A brief history of pepper: Peppercorns are the seed berries of the Piper nigrum vine (piper being Latin for plant, and nigrum meaning black). The first accounts of pepper are from the Malabar coast of India. Pepper acount for 1/4 of the world’s spice trade.There are literally dozens of different types of pepper being sold, including a lot of interesting blends from Frontier Natural Products, but there are some very basic types: black, white, red/pink and green. Before pepper became a must-have on the dinner table, it was used as a digestive stimulant and expectorant, prescribed for respiratory distress as an aid to cough up phlegm and mucus. Pepper was also used in an external ointment to relieve skin afflictions and hives. A solution of one-half teaspoon freshly ground pepper to one quart of warm water sprayed on plants can be toxic to ants, potato bugs, silverfish, and even roaches and moths. A sprinkling of ground pepper will also deter insect paths in non-garden areas. But mostly today, pepper is for seasoning food.

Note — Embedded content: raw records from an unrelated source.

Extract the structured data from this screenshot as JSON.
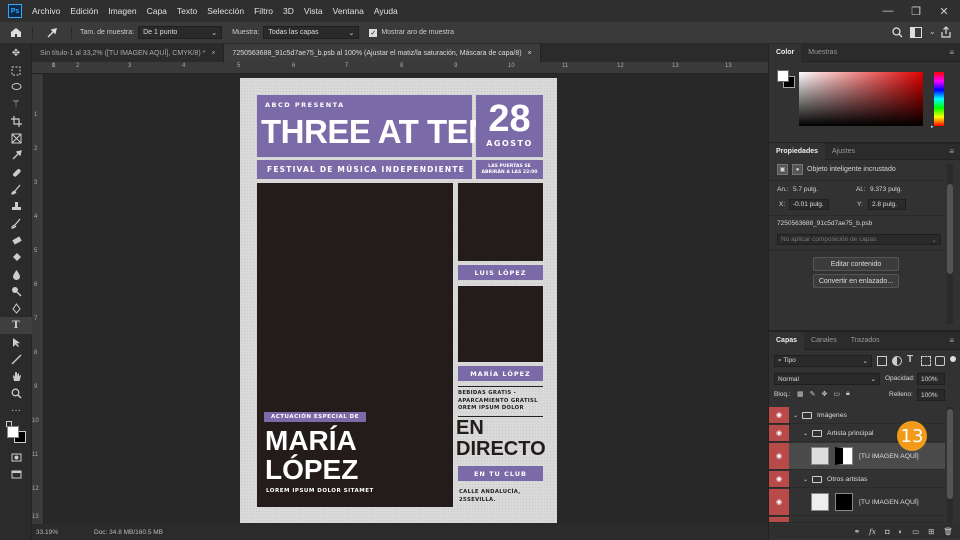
{
  "app": {
    "logo": "Ps",
    "menu": [
      "Archivo",
      "Edición",
      "Imagen",
      "Capa",
      "Texto",
      "Selección",
      "Filtro",
      "3D",
      "Vista",
      "Ventana",
      "Ayuda"
    ],
    "window_buttons": [
      "—",
      "❐",
      "✕"
    ]
  },
  "options": {
    "sample_size_label": "Tam. de muestra:",
    "sample_size_value": "De 1 punto",
    "sample_label": "Muestra:",
    "sample_value": "Todas las capas",
    "show_ring_label": "Mostrar aro de muestra"
  },
  "tabs": [
    {
      "label": "Sin título-1 al 33,2% ([TU IMAGEN AQUÍ], CMYK/8) *",
      "close": "×"
    },
    {
      "label": "7250563688_91c5d7ae75_b.psb al 100% (Ajustar el matiz/la saturación, Máscara de capa/8)",
      "close": "×"
    }
  ],
  "ruler": {
    "h": [
      "0",
      "1",
      "2",
      "3",
      "4",
      "5",
      "6",
      "7",
      "8",
      "9",
      "10",
      "11",
      "12",
      "13"
    ],
    "v": [
      "1",
      "2",
      "3",
      "4",
      "5",
      "6",
      "7",
      "8",
      "9",
      "10",
      "11",
      "12",
      "13"
    ]
  },
  "status": {
    "zoom": "33.19%",
    "doc": "Doc: 34.8 MB/160.5 MB"
  },
  "poster": {
    "presenter": "ABCD PRESENTA",
    "title": "THREE AT TEN",
    "day": "28",
    "month": "AGOSTO",
    "festival": "FESTIVAL DE MÚSICA INDEPENDIENTE",
    "doors": "LAS PUERTAS SE ABRIRÁN A LAS 22:00",
    "artist1": "LUIS LÓPEZ",
    "artist2": "MARÍA LÓPEZ",
    "special": "ACTUACIÓN ESPECIAL DE",
    "headliner_first": "MARÍA",
    "headliner_last": "LÓPEZ",
    "tagline": "LOREM IPSUM DOLOR SITAMET",
    "drinks": "BEBIDAS GRATIS - APARCAMIENTO GRATISL OREM IPSUM DOLOR",
    "live1": "EN",
    "live2": "DIRECTO",
    "club": "EN TU CLUB",
    "address": "CALLE ANDALUCÍA, 25SEVILLA."
  },
  "color_panel": {
    "tabs": [
      "Color",
      "Muestras"
    ]
  },
  "properties": {
    "tabs": [
      "Propiedades",
      "Ajustes"
    ],
    "object_type": "Objeto inteligente incrustado",
    "w_label": "An.:",
    "w_value": "5.7 pulg.",
    "h_label": "Al.:",
    "h_value": "9.373 pulg.",
    "x_label": "X:",
    "x_value": "-0.01 pulg.",
    "y_label": "Y:",
    "y_value": "2.8 pulg.",
    "filename": "7250563688_91c5d7ae75_b.psb",
    "comp_placeholder": "No aplicar composición de capas",
    "edit_btn": "Editar contenido",
    "convert_btn": "Convertir en enlazado..."
  },
  "layers_panel": {
    "tabs": [
      "Capas",
      "Canales",
      "Trazados"
    ],
    "filter": "Tipo",
    "blend": "Normal",
    "opacity_label": "Opacidad:",
    "opacity_value": "100%",
    "lock_label": "Bloq.:",
    "fill_label": "Relleno:",
    "fill_value": "100%",
    "layers": [
      {
        "name": "Imágenes"
      },
      {
        "name": "Artista principal"
      },
      {
        "name": "[TU IMAGEN AQUÍ]"
      },
      {
        "name": "Otros artistas"
      },
      {
        "name": "[TU IMAGEN AQUÍ]"
      }
    ],
    "step_badge": "13"
  },
  "colors": {
    "accent": "#7b6aa8",
    "photo": "#231c1b",
    "eye": "#b84a4a",
    "badge": "#f29a1a"
  }
}
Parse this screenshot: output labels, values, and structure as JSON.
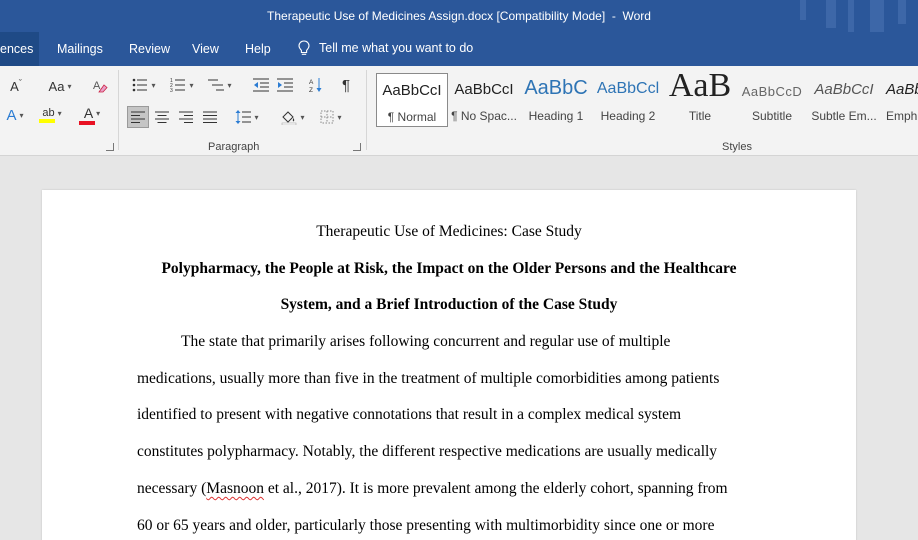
{
  "titlebar": {
    "title": "Therapeutic Use of Medicines Assign.docx [Compatibility Mode]  -  Word"
  },
  "ribbon_tabs": {
    "active": "ences",
    "items": [
      "Mailings",
      "Review",
      "View",
      "Help"
    ],
    "tell_me": "Tell me what you want to do"
  },
  "font_group": {
    "shrink_label": "A",
    "case_label": "Aa",
    "effects_label": "A",
    "highlight_label": "ab",
    "font_color_label": "A",
    "highlight_color": "#ffff00",
    "font_color": "#e81123"
  },
  "paragraph_group": {
    "label": "Paragraph",
    "pilcrow": "¶"
  },
  "styles_group": {
    "label": "Styles",
    "tiles": [
      {
        "sample": "AaBbCcI",
        "name": "¶ Normal"
      },
      {
        "sample": "AaBbCcI",
        "name": "¶ No Spac..."
      },
      {
        "sample": "AaBbC",
        "name": "Heading 1"
      },
      {
        "sample": "AaBbCcl",
        "name": "Heading 2"
      },
      {
        "sample": "AaB",
        "name": "Title"
      },
      {
        "sample": "AaBbCcD",
        "name": "Subtitle"
      },
      {
        "sample": "AaBbCcI",
        "name": "Subtle Em..."
      },
      {
        "sample": "AaBb",
        "name": "Emph"
      }
    ]
  },
  "document": {
    "title": "Therapeutic Use of Medicines: Case Study",
    "heading_line1": "Polypharmacy, the People at Risk, the Impact on the Older Persons and the Healthcare",
    "heading_line2": "System, and a Brief Introduction of the Case Study",
    "body": [
      "The state that primarily arises following concurrent and regular use of multiple",
      "medications, usually more than five in the treatment of multiple comorbidities among patients",
      "identified to present with negative connotations that result in a complex medical system",
      "constitutes polypharmacy. Notably, the different respective medications are usually medically"
    ],
    "line5_before": "necessary (",
    "line5_flagged": "Masnoon",
    "line5_after": " et al., 2017). It is more prevalent among the elderly cohort, spanning from",
    "line6": "60 or 65 years and older, particularly those presenting with multimorbidity since one or more"
  }
}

The pepper harvesting and curing proccess is lengthy. Basically, pepper berries grow in long clusters, and turn green, then red, as they ripen and then black if left in the sun. The stage at which they’re harvested (and whether or not they are husked) determines the color of the resulting spice. Black pepper is harvested while the berries are still green—before ripening. Sun drying turns them dark brown and wrinkly. White pepper results when the Piper nigrum berries are picked fully ripe and then husked. The red, outer skin is removed and the greenish-yellow berries are sun-dried to a light gray/tan/white. Green peppercorns have been picked, before ripening, from the same plant as black and white peppercorns, but they’re preserved—in brine or with sulfites—before drying (or they would become black). The closer the berries are to full ripeness, the better the flavor and larger the size. Pink peppercorns can be toxic in high amounts and come from a different vine, but their fruity heat and spicy flavor is reminiscent of both cinnamon and allspice (and they look pretty)!
Frontier offers so many herbs spices I couldn’t possibly list them all (but they’re listed on the web site). But they sent me literally a dozen different types of pepper products, and they have many more both basic and flavored. If you think all pepper tastes the same, think again. There are subtle and definitely not subtle, differences. When you start cooking with different peppers, either purchased in packages or in Frontier’s ready-made grinder bottles, the mind almost boggles!
Frontier’s pepper is fragrant, fresh and flavorful. I personally like the all-in-one grinders they offer, because they stay fresher, longer, but you can purchase the peppercorns or ground pepper blends for your own grinder or containers, too. Try the (nice-for-blonde dishes) green, white and pink peppercorns. The Rolls Royce of black pepper is the pungent, Tellicherry black pepper. But I liked some of the more exotic types such as firey Long Pepper, Chinese Sichuan Pepper with lemon-y overtones, and Indonesian Cubeb Pepper (with a more bitter, woodsy taste), and Grains of Paradise, an African pepper that is reminiscent of corriander and cardamom. All of these are pepper, but very different in taste and scent. Most of the grinder run about $6.69 with the more exotic blends under $8.00. I hardly need to point out that if you’re dieting, or eat a lot of bland food or salads, a couple of quick twists of any of these will add something special to your meal without adding a single calorie, sodium, fat or any other bad thing! If you are entertaining guests or having a party and want to do something a bit different than the usual cheese, wine or dessert tasting, get a lot of different types of pepper in grinders, put out the cheese, salad, etc., and let guests have fun trying, and tasting!